Лепехин положил автомат на крыльцо, нагнулся, зачерпнул снега в ладонь, растер.
— Ничего не поделаешь, — сказал Ганночкин. — Какую спичку вытащишь — короткую иль длинную, то тебе и выпадет. Да. Повезет или не повезет, вот во что идет игра на войне.
Лепехин, стиснув снег в комок, приложил его к вискам, остужая незнакомую щекотную боль, провел по подскульям, по щекам; намочив пальцы, протер глаза.
— Ты что повязку снял? — спросил Ганночкин.
— Давит. Бинт попался, как портянка.
Ганночкин потоптался на крыльце, подминая его громоздкими, растоптанными сапогами.
— Давай в избу.
Лепехин поднялся в дом, сел на лавку, локтями уперся в стол.
— Болит? — Ганночкин стрельнул глазами на ссадину. — Снегом ты к ней того… Напрасно разбинтовался. Пусть было бы. А так не скоро заживет.
— Не пудри мозги, — сказал Лепехин. — Давай про Старкова.
— Час назад два батальона пошли в атаку, вот, взяли окопы, а окопы тю-тю… Оказались пустыми. Ушли немцы. Окопы бросили, даже отход прикрывать не стали. Обычно они в пулеметных гнездах людей оставляют — отход прикрывать… А тут — нет. В общем, немцы утекли. А с флангов ударила бригада, полк с нею уже соединился. Да сейчас не только бригада, весь фронт, говорят, наступает.
— К-как н-немцы утекли?
— Очень даже просто, — помедлив, ответил Ганночкин. — Оставили свои окопы, блиндажи, высоту бросили и дали тягу…
Значит, ушли. И прорыв ночной, выходит, был напрасным, и Старков напрасно, выходит, погиб? Лепехин вздохнул, отер ладонью рот, обжег Ганночкина тревожным взглядом. Нет, не напрасно! Война есть война: двум смертям не бывать, а одной не миновать, как ни хоронись. Завтра может погибнуть и он. Господи, что за пустые, стертые слова! Человек погиб, геройски погиб, из-за него погиб, а он? У Лепехина затекли руки, занемели, став чугунными, он чувствовал, что не в состоянии даже шевелить пальцами, не то чтобы что-то делать; сосущей болью заныл живот. Он закрыл глаза, и в черной мятущейся мгле заплясали перед ними яркие подвижные кольца; он не выдержал, затряс головою, потом стер с губ и щек горячую щиплющую росу.
— Давай насчет Старкова.
— Искали. Разведгруппа ходила. Все обшарили вокруг, нашли только вот что… — Ганночкин пошарил в кармане, вынул знакомый плоский портсигар, старковский, с негромким звяком положил на стол, придвинулся к Лепехину.

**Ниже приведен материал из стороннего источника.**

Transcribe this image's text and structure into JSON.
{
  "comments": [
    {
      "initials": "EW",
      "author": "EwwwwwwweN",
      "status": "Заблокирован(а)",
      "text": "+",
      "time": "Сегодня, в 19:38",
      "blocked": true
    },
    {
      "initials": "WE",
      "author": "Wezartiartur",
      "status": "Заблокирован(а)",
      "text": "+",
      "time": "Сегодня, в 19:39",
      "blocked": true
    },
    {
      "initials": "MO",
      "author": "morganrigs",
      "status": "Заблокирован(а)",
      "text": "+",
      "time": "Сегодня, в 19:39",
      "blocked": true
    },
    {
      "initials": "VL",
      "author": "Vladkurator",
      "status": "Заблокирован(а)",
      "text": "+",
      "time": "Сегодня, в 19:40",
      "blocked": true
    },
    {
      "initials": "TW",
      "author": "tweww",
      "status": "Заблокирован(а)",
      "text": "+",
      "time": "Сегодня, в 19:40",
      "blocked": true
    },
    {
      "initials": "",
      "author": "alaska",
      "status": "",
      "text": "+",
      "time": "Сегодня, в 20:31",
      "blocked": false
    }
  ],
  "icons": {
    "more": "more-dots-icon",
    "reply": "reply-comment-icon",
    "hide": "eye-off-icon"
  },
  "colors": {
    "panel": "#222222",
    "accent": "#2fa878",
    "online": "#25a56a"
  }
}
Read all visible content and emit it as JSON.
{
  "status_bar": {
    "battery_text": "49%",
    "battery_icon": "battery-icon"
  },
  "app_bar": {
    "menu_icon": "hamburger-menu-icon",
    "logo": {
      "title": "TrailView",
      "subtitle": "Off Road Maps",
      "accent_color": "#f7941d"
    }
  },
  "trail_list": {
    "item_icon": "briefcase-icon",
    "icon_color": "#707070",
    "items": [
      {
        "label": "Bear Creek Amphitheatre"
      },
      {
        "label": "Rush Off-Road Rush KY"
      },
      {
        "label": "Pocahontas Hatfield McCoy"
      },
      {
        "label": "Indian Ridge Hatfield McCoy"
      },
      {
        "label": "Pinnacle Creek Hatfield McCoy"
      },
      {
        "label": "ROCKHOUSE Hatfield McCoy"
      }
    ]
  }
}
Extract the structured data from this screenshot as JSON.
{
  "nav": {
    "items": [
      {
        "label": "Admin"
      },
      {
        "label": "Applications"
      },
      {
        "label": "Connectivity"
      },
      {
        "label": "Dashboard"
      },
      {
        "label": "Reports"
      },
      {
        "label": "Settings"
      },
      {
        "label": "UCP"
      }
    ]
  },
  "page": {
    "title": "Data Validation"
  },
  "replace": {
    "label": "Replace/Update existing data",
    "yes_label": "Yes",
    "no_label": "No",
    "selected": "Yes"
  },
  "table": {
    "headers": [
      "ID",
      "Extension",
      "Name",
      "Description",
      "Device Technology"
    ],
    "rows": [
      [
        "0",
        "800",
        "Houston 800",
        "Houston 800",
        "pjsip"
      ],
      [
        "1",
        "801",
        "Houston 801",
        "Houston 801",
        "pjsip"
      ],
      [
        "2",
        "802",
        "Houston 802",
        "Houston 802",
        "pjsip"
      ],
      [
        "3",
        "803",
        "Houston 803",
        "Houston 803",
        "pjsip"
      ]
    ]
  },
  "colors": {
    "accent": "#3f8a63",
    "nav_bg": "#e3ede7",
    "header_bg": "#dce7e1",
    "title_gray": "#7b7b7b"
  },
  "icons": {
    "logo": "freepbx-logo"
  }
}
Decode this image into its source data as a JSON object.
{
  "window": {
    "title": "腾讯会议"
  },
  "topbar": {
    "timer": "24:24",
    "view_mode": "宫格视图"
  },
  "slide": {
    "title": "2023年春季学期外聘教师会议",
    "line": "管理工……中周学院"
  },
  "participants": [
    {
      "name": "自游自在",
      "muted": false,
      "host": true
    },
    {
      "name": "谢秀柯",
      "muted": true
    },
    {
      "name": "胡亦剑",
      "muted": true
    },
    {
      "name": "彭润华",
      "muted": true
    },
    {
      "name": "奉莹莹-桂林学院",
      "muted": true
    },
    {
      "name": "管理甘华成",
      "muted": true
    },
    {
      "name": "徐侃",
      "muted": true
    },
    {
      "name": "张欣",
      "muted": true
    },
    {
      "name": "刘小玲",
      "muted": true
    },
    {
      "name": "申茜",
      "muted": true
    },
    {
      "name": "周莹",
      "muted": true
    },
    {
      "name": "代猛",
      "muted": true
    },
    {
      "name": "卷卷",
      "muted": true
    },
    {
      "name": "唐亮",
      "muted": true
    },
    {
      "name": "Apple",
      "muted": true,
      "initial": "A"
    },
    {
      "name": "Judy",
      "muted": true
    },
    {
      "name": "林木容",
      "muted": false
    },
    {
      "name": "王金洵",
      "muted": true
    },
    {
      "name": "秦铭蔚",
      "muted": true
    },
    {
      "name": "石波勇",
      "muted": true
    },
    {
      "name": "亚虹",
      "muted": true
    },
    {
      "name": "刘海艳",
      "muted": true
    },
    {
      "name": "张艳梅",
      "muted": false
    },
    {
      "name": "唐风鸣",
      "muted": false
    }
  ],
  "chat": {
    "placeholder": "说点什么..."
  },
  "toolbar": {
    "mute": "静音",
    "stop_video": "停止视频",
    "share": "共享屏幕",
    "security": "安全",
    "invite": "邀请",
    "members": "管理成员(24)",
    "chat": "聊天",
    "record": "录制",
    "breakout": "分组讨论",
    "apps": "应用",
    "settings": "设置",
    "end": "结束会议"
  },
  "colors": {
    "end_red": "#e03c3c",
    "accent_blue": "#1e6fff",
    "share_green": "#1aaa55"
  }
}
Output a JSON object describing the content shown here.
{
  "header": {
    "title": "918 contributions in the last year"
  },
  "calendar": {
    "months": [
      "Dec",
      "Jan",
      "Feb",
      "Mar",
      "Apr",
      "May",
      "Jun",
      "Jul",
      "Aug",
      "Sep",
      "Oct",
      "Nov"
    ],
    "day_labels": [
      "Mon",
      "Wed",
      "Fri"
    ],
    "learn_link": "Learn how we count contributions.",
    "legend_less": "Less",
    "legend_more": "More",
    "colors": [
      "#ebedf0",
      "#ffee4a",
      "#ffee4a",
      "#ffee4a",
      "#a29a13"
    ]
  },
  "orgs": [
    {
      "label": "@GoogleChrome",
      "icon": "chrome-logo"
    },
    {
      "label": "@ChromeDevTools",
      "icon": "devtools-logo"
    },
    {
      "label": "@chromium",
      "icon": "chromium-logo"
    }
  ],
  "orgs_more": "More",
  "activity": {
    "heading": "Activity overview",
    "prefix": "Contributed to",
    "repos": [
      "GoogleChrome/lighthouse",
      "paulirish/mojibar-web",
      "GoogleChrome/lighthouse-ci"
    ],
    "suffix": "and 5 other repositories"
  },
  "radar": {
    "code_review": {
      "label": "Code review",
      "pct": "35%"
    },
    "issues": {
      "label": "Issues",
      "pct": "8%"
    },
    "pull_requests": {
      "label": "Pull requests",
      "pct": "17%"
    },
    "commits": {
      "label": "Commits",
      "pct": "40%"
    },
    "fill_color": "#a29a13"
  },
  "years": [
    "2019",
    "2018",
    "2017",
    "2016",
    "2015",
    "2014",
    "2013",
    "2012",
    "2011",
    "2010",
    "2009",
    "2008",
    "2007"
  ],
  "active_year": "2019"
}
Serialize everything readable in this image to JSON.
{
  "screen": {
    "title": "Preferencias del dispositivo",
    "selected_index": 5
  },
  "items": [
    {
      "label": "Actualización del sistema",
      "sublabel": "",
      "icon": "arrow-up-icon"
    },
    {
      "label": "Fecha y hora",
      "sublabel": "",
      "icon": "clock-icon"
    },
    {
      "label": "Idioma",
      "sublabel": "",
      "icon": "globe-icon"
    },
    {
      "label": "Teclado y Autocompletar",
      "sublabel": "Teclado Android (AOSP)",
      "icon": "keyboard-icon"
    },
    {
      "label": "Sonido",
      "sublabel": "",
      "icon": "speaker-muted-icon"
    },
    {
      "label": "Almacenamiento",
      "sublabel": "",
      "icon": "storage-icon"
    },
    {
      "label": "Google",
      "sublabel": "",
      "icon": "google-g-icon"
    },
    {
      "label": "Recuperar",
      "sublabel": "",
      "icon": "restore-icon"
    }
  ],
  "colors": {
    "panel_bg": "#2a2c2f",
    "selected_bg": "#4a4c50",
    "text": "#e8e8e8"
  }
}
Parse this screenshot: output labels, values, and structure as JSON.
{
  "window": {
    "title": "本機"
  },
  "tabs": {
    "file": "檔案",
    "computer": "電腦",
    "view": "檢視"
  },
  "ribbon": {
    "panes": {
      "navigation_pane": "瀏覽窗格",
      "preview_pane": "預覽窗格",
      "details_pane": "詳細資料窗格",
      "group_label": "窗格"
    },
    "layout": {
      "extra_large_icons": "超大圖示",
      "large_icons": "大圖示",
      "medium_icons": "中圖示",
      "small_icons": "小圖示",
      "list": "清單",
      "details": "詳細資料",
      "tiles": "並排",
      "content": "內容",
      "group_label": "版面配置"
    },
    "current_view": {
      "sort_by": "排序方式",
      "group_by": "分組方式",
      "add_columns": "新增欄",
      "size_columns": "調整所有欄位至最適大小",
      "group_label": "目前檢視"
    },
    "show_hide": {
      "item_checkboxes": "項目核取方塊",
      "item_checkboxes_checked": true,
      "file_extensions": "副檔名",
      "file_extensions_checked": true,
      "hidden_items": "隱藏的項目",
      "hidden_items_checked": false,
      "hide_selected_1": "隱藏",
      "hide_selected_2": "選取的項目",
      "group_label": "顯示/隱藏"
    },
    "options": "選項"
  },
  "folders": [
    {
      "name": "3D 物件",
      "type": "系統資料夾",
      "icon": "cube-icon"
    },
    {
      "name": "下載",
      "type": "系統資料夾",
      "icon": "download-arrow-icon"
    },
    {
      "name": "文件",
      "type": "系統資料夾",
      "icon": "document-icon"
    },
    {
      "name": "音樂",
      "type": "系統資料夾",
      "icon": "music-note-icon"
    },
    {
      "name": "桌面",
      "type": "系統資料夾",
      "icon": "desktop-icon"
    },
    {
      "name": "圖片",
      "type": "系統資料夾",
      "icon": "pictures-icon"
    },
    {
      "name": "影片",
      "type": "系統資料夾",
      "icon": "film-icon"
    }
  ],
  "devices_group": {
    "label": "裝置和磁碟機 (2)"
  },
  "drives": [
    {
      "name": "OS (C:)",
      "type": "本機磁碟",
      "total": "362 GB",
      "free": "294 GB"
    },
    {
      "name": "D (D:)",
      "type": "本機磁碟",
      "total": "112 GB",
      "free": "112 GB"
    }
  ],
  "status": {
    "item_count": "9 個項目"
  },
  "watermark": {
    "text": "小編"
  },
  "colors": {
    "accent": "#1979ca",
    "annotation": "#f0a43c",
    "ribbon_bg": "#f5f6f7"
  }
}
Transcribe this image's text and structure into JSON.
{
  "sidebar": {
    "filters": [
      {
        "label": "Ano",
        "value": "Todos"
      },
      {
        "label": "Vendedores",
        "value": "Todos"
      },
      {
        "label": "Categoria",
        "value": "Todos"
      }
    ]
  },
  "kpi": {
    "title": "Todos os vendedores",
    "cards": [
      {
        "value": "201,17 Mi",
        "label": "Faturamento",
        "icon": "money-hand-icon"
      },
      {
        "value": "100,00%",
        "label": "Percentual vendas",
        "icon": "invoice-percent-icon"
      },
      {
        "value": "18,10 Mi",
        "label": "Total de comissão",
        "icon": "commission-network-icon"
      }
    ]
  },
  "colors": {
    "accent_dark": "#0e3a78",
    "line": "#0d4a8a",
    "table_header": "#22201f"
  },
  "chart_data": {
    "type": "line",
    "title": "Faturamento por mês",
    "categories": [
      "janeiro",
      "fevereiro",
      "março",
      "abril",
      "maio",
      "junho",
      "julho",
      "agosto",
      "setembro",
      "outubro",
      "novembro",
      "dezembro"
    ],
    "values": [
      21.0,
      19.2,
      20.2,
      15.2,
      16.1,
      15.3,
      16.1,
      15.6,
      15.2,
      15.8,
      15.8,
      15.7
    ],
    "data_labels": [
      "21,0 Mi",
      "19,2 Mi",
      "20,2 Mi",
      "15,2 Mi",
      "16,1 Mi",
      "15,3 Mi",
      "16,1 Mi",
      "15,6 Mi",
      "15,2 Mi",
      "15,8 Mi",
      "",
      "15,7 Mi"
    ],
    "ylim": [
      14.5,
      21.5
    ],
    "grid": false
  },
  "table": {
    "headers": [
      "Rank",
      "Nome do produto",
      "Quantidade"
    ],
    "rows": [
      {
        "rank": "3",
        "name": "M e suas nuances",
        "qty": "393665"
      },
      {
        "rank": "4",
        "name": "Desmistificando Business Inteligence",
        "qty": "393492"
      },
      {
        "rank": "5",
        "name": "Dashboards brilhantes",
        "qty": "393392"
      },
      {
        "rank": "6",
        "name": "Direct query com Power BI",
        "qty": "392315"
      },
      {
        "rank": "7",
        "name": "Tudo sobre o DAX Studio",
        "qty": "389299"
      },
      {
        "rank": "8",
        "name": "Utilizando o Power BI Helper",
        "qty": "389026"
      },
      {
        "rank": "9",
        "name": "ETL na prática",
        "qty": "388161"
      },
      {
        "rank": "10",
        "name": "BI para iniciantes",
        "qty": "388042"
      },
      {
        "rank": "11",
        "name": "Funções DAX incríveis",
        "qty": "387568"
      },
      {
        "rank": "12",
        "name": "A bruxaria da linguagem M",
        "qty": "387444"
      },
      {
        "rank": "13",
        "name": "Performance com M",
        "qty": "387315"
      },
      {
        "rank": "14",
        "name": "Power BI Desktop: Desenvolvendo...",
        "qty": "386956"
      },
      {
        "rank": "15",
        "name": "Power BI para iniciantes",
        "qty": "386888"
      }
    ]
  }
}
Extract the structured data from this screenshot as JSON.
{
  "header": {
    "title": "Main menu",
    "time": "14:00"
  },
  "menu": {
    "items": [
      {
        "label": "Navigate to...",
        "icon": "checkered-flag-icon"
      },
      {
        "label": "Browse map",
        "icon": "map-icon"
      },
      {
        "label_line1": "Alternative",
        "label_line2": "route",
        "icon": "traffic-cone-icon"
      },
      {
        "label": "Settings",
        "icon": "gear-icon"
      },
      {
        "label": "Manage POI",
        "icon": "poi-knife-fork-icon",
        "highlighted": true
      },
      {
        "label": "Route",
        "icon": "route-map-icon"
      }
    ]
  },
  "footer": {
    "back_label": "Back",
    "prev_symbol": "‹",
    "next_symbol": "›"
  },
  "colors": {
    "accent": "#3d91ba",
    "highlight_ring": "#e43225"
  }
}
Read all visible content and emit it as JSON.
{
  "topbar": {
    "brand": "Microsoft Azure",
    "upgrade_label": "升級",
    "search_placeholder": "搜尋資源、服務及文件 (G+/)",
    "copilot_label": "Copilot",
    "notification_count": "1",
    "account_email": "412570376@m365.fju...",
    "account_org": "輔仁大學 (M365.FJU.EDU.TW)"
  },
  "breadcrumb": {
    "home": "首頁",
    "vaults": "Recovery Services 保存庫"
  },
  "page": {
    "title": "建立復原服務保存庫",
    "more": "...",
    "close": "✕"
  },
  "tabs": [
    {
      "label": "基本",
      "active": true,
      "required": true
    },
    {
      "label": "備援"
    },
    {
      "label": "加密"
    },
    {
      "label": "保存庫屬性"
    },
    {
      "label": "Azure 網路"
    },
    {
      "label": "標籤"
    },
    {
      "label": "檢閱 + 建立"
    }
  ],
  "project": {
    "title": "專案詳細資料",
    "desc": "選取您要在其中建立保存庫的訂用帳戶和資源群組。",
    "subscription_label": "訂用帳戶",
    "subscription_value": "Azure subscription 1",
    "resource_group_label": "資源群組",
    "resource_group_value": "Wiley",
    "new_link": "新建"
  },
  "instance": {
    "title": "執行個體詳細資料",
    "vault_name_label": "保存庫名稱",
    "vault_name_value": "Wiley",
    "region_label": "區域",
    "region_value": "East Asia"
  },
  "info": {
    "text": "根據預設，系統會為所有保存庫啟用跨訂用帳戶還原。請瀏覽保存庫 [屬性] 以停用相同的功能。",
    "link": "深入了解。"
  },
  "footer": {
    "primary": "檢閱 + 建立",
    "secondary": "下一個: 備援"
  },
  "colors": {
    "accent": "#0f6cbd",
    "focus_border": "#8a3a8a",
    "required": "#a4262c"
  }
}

— Документы в штаб полка сдали, а портсигар велели тебе… На память.
Лепехин молча кивнул. Кузьма Ганночкин смотрел на него совсем точечными, сделавшимися очень жесткими — как ни странно, это от растерянности — глазами, не зная, чем и помочь, пробормотал неловко:
— Простыл ты, наверное. Баню бы тебе сейчас. Да нету, жаль… — Затем заговорил быстро-быстро, съедая слова: — Вот у нас в Сибири бани-и… У каждой семьи — своя, индивидуальная. Бани с тремя ярусами полок — на одной полке жарко, на другой — очень жарко, на третьей — очень-очень жарко. Когда идут в баню, с собой непременно берут ведро медовухи, в нее кладут колотый лед с реки, чтобы медовуха морозом отдавала, иначе баню не вытерпеть. Попаришься так минут сорок, с верхней полки — на среднюю, а потом на нижнюю, а потом на улицу и в снег… Пока в снегу ворочаешься, он до самой земли вытаивает. Затем снова в баню, на самую жаркую полку и кружку медовухи с собой. Все болезни после такой бани улетучиваются. И молодеешь сразу, как пить дать. Вот почему сибиряки долго живут и не болеют…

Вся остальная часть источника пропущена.